I am just wondering if possibly the thermostat at the water heater is being used as a high temp (at temp) cut out safety device.(would likely be the case if it was wired in series or it was do both safety cut out and also preheat for demand using both the NO and NC connections would be used but that would of course have a 3 wires/connections.
If it is pure parallel and system does work fine without that thermostat managing the 19 volt line then it likely is just used as way to insure you have preheated water ready for on demand as its only purpose.
Definitely worth the extra investigative work double checking to insure you are not bypassing some safety function and consider redundant or additional monitoring or at least adding some kind of solution that will cut off things in the case of a unexpected condition.

Yes - it works like this: If any one or both thermostats are “on”, the central heater starts.

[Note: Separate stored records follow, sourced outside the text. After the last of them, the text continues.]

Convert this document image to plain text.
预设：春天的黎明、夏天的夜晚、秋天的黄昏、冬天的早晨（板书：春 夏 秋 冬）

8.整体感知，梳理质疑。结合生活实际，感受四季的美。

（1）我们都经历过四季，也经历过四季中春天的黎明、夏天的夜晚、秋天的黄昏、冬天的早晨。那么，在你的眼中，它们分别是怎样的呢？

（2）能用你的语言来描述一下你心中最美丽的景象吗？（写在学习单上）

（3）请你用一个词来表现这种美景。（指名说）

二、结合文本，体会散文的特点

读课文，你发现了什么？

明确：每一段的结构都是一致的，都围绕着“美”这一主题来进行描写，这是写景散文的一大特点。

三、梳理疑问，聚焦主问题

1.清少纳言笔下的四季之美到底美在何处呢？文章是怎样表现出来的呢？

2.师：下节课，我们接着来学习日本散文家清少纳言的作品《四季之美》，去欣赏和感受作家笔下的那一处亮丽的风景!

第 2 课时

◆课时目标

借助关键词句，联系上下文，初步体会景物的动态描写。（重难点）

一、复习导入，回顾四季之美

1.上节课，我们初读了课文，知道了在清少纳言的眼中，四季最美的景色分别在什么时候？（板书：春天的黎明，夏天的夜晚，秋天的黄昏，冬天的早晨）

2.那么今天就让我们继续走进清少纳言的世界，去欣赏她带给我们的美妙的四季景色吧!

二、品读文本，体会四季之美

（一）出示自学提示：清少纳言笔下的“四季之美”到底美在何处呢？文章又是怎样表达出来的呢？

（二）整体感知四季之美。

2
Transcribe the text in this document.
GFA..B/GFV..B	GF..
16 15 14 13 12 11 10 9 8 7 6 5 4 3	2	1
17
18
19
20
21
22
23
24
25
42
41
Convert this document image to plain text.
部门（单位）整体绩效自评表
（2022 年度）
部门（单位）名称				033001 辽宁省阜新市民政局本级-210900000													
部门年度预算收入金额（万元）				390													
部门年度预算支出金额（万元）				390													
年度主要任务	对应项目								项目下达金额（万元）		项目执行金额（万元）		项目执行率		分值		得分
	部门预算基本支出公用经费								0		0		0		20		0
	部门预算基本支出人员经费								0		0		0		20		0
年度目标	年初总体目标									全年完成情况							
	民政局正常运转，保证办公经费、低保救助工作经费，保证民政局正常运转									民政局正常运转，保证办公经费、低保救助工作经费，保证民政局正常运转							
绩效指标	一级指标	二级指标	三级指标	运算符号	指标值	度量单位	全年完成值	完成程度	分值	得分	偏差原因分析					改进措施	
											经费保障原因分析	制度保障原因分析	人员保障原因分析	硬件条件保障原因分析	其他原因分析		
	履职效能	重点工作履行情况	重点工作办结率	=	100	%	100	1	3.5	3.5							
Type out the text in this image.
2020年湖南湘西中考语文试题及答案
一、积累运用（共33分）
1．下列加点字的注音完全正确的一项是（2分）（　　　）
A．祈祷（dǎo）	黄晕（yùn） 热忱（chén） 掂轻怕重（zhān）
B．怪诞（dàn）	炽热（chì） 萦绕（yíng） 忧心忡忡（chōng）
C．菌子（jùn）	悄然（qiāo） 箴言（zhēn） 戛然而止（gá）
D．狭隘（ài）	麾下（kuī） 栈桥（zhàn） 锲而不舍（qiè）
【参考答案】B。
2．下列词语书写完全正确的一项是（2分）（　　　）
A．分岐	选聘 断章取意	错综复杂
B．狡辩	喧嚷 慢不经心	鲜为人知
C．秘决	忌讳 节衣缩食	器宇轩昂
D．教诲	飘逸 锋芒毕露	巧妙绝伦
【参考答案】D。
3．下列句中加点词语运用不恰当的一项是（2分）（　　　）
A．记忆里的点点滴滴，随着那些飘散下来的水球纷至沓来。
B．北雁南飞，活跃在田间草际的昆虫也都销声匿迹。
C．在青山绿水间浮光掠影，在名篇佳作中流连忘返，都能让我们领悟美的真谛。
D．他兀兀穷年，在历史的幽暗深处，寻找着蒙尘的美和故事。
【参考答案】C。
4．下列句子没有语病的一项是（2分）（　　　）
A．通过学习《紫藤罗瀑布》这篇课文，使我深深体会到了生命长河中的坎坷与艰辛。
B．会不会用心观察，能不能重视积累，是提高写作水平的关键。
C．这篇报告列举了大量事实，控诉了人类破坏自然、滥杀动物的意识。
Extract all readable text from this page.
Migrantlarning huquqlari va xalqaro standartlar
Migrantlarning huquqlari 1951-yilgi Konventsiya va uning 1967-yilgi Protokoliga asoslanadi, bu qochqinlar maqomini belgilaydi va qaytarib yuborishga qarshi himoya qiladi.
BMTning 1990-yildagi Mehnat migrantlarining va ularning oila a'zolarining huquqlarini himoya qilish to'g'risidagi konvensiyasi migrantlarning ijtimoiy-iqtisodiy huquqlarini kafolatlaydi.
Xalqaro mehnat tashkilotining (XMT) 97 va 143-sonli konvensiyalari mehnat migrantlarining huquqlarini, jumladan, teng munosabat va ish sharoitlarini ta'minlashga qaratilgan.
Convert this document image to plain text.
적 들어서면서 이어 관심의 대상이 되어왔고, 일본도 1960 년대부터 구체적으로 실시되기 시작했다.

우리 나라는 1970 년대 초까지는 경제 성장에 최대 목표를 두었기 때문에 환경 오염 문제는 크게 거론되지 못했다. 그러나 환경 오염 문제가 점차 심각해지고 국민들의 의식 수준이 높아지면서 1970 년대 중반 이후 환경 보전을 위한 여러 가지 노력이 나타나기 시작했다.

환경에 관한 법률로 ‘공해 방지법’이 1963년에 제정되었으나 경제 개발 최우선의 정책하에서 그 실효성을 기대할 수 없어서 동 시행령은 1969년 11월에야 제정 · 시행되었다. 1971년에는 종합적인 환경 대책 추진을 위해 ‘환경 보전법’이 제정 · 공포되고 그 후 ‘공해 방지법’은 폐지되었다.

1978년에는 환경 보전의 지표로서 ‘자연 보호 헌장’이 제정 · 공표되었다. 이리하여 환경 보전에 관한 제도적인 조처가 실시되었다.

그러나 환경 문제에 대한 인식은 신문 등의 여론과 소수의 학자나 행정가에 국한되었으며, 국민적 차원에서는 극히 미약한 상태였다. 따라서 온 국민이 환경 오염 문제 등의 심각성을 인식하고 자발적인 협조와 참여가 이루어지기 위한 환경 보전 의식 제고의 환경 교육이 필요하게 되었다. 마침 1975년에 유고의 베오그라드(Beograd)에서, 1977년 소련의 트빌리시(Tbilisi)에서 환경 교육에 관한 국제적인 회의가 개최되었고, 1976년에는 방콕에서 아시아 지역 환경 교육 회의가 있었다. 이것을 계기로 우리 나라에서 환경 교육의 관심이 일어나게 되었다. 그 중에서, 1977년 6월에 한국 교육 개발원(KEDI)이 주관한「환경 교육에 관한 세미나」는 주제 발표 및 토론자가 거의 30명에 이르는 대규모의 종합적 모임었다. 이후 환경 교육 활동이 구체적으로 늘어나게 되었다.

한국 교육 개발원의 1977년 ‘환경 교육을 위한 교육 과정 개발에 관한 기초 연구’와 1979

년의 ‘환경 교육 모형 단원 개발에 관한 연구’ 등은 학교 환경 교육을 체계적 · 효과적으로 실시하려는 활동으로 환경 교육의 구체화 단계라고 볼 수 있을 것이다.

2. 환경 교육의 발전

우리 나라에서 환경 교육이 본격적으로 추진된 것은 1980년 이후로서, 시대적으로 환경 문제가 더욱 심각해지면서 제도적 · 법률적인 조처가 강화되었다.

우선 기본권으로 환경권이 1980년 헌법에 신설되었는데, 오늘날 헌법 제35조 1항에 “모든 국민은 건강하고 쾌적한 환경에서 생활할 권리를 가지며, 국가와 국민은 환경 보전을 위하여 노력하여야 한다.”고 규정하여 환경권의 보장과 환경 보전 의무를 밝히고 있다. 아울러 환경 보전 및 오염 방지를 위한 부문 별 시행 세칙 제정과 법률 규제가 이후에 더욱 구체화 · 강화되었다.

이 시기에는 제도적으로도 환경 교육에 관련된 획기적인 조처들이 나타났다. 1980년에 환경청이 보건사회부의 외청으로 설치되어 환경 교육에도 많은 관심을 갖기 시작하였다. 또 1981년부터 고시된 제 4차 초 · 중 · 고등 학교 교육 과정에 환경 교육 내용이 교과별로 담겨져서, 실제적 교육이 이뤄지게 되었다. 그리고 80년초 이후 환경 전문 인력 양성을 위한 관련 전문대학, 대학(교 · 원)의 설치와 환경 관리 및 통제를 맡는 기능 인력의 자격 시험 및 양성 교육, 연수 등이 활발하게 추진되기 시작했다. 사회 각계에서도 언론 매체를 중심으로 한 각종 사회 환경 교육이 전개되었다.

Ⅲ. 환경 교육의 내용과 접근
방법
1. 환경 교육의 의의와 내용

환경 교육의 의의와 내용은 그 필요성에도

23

If both thermostats are off, the heater stops. They are both two-wire thermostats. The boiler has several security systems (pressure, temperature, mechanical failure/corrosion) independent of the thermostat. (And also, as it is heated by the radiator water, overheating is not likely to happen)

So any time some one wants hot water to say wash dishes or take a shower the entire house also heats up?

It would seem based on what you described if this is in fact 1 common 19vdc control ckt that is what would happen.
If that is the way it works I got to change my entire house because my wife is always complaining she is cold.
So I could say ok dear go wash dishes or clothes and you will warm up ! :stuck_out_tongue:

Yes, that is how it was. There were manual valves on the radiators, so in a way it was possible to regulate them individually (however it was a lot of work). Now every radiator has its ovn thermostat and remote controlled actuators.